Evolution & TrumpMichael Price
Perhaps the most alarming aspect of this campaign is the prospect of a President Donald Trump. What can an evolutionary perspective tell us about Trump’s suitability for this role, and why he appeals to some voters? According to our ‘service-for-prestige’ theory of leader–follower relations1, human nature tends to regard leaders as ‘good’ if they provide followers with collective benefits; in exchange, followers voluntarily provision such leaders with social status. In contrast, ‘bad’ leaders are primarily interested in their own self-aggrandizement, and achieve status based on their power to harm, rather than benefit, their followers. Trump’s case is interesting in light of this theory. He can be startlingly self-aggrandizing, which does turn a lot of people off. But others interpret his egoism as a kind of self-confident aggressiveness, and they like it because they think it enhances his ability to produce a particular kind of collective benefit. What benefit is this? The delivery of harm to groups whom Trump’s followers regard as the enemy (these tend to be groups who are demographically dissimilar to Trump himself). So the alarming thing about Trump is that the main ‘collective benefit’ he offers supporters is a perceived ability to harm the people they hate. American political culture has become so self-defeatingly partisan and polarized, and more than ever it requires unifiers—leaders who are good at bringing factions together, rather than just driving them further apart. That’s why Trump is the opposite of what the USA needs right now.

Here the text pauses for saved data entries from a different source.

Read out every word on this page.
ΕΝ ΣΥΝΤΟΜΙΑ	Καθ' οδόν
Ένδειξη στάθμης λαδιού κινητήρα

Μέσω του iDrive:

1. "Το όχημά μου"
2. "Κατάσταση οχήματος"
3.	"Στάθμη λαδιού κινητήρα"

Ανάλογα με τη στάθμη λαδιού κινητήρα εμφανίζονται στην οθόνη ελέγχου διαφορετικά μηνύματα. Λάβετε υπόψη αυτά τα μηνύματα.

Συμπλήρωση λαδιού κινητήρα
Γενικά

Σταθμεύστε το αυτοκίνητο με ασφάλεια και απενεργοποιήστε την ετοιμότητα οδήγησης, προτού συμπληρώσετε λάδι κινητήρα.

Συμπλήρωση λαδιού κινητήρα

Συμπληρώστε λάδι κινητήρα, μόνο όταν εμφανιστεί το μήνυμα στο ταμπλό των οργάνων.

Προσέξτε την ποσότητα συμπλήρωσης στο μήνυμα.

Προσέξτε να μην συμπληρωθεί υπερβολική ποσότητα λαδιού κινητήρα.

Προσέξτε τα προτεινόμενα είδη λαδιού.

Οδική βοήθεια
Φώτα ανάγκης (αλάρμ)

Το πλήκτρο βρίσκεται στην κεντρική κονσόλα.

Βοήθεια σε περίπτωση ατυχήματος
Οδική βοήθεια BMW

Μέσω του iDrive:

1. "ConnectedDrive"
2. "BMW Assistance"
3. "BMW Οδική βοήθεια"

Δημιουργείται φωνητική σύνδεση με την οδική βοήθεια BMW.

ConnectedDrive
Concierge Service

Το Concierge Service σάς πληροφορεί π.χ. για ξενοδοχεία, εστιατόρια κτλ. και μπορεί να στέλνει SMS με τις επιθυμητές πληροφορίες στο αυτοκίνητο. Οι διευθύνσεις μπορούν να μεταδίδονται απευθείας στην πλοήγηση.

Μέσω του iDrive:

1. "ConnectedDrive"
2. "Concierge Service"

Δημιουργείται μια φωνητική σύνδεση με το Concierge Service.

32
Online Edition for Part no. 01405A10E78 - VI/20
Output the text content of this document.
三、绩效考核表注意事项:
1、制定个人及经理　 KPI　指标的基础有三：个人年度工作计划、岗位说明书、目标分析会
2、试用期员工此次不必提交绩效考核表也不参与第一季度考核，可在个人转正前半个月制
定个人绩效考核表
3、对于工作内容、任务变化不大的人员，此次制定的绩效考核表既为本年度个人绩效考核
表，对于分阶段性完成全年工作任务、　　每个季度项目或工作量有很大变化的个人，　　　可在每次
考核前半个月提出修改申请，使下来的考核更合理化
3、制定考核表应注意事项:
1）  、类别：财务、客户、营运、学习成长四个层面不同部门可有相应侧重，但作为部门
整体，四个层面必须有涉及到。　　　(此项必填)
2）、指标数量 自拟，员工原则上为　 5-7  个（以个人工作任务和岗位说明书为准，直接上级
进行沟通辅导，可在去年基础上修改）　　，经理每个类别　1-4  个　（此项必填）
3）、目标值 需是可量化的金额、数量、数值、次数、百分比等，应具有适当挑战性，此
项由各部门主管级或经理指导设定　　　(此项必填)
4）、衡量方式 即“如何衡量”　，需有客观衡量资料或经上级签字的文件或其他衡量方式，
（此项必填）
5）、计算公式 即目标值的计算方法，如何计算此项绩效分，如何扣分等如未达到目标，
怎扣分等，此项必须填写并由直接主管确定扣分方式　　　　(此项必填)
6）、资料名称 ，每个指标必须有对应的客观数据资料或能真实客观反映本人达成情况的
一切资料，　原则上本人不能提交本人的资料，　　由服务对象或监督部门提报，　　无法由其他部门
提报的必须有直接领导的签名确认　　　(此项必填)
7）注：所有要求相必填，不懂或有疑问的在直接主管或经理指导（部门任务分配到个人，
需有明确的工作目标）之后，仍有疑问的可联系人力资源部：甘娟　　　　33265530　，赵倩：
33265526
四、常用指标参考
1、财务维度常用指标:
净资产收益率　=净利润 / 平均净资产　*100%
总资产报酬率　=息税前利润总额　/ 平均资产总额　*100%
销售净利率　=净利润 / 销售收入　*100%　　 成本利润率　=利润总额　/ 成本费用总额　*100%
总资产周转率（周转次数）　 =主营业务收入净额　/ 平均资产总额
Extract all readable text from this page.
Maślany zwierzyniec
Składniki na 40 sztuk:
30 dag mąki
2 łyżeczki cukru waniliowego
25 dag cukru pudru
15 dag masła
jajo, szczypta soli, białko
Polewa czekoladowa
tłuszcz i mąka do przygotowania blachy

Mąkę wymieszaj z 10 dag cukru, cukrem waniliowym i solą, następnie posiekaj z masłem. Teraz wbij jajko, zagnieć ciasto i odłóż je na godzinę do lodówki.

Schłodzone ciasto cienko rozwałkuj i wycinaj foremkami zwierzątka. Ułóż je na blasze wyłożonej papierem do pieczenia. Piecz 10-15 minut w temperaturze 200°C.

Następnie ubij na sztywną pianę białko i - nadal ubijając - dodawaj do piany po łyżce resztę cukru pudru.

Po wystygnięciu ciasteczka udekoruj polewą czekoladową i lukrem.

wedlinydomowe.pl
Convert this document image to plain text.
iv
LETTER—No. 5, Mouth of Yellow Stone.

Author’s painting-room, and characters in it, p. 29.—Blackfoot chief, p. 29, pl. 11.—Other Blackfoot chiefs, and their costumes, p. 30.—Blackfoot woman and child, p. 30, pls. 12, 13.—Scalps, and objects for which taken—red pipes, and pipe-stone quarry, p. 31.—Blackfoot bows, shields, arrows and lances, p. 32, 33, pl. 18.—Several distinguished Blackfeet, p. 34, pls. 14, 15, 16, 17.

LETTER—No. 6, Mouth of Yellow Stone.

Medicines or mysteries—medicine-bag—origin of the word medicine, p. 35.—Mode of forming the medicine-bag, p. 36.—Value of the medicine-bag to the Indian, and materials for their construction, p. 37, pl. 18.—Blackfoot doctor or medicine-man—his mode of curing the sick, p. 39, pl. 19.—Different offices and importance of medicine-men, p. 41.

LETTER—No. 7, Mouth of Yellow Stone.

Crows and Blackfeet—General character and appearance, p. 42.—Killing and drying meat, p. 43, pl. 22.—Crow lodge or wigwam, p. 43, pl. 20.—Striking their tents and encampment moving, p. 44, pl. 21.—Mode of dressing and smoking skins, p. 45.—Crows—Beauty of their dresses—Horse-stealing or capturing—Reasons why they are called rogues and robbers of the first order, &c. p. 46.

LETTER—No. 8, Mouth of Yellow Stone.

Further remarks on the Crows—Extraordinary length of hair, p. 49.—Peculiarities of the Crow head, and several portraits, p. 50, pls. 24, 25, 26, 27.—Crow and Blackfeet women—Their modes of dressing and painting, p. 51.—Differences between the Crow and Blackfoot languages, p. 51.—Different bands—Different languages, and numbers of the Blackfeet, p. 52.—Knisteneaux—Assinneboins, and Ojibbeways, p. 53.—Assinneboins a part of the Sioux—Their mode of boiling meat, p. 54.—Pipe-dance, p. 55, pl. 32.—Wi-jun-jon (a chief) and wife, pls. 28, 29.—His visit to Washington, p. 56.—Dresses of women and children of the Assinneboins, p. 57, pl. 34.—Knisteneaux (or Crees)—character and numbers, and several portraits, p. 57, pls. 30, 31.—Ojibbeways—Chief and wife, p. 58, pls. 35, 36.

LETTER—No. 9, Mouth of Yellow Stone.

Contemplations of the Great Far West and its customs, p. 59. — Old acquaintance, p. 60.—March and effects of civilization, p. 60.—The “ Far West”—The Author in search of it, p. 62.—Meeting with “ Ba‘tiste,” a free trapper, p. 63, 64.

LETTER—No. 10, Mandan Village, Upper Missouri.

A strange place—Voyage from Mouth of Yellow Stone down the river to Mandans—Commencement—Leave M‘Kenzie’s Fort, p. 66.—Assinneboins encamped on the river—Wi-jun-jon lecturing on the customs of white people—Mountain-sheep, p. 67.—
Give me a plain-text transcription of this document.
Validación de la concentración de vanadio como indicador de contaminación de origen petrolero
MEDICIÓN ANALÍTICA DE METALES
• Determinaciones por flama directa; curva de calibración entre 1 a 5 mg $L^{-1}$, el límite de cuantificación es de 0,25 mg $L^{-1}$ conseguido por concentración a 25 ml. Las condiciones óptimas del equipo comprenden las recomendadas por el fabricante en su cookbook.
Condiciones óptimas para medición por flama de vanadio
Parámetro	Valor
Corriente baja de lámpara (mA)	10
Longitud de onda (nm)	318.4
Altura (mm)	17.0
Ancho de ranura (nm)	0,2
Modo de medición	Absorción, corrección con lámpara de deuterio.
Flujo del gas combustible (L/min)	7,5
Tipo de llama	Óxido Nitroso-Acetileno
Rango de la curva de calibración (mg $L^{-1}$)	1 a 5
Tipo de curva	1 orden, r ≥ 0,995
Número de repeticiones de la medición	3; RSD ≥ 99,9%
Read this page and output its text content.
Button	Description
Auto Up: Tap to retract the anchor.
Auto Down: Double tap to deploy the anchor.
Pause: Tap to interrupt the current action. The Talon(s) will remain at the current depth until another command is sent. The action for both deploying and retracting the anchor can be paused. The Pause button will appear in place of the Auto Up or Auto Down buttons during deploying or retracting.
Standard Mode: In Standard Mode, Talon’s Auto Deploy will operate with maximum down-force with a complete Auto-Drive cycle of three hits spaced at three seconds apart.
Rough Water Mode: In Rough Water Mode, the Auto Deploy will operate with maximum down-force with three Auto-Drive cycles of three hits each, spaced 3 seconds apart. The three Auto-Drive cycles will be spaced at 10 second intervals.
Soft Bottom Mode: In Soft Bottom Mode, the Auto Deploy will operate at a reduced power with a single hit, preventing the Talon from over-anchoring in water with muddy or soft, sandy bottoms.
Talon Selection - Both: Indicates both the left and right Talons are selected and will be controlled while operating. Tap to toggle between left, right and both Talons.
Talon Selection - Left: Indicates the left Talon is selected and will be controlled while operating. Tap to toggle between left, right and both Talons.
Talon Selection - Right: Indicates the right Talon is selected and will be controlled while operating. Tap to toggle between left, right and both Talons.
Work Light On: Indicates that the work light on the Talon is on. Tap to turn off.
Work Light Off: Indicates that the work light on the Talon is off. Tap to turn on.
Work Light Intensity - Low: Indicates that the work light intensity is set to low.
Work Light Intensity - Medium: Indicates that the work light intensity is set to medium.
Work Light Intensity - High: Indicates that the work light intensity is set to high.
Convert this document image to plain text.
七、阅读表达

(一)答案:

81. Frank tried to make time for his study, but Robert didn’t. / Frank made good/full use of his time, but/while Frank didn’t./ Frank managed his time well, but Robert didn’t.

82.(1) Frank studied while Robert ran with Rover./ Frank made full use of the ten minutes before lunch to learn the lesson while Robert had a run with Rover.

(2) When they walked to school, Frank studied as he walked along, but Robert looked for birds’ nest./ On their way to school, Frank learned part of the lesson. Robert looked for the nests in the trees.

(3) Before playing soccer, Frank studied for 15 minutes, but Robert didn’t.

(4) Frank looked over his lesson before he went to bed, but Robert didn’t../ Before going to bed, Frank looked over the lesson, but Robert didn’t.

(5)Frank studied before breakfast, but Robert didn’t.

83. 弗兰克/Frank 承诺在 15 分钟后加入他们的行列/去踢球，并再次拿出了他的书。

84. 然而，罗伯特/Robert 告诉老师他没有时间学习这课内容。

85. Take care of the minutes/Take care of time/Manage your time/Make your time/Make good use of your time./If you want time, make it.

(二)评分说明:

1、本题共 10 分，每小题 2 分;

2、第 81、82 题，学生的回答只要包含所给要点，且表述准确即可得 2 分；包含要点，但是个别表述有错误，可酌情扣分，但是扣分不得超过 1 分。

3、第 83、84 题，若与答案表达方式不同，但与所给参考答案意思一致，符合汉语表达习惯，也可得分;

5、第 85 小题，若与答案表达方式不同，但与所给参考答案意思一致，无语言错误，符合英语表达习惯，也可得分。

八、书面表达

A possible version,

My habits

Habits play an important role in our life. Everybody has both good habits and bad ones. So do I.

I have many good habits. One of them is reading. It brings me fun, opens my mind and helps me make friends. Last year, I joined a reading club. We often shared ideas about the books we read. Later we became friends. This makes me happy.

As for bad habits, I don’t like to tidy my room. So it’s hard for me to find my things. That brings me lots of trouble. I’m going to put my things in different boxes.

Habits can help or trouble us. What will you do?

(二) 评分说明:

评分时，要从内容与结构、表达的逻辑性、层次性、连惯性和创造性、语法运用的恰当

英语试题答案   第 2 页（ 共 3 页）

It’s the economy, stupidDavid Sloan Wilson
Bill Clinton famously won his elections by focusing on the economy. The economics profession is currently in deep turmoil. For decades, it has set itself apart from the other social sciences by being more theoretical and mathematical, but that edifice was based on absurd assumptions and has now collapsed. In its place is a motley crew of so-called “heterodox” schools of economic thought that lack theoretical unity.
The economics profession was right to seek theoretical unity supported by mathematical models. That goal should be shared by all other branches of the human social sciences and it can be achieved with a combination of evolutionary theory and complexity theory. Evolutionary theory does a much better job than orthodox economics at explaining the nature of human preferences and abilities. Complexity theory does a much better job than orthodox economics at explaining large-scale economic systems that are often out of equilibrium.
The need to provide a new theoretical foundation for the economics profession is so great that the Evolution Institute has dedicated a new magazine to the subject—Evonomics.com—in addition to the Economics section of TVOL. Anyone who reads the Wall Street Journal, Forbes, Financial Times, or The Economist should check out Evonomics.com—and tell their elected officials to do the same. Evonomics is ready for prime time and it will be difficult for politicians to be in denial about evolution when it provides the foundation for economic policies that work.
References[1] Price M. E., Van Vugt M. (2014). The evolution of leader-follower reciprocity: The theory of service-for-prestige. Frontiers in Human Neuroscience 8: 363.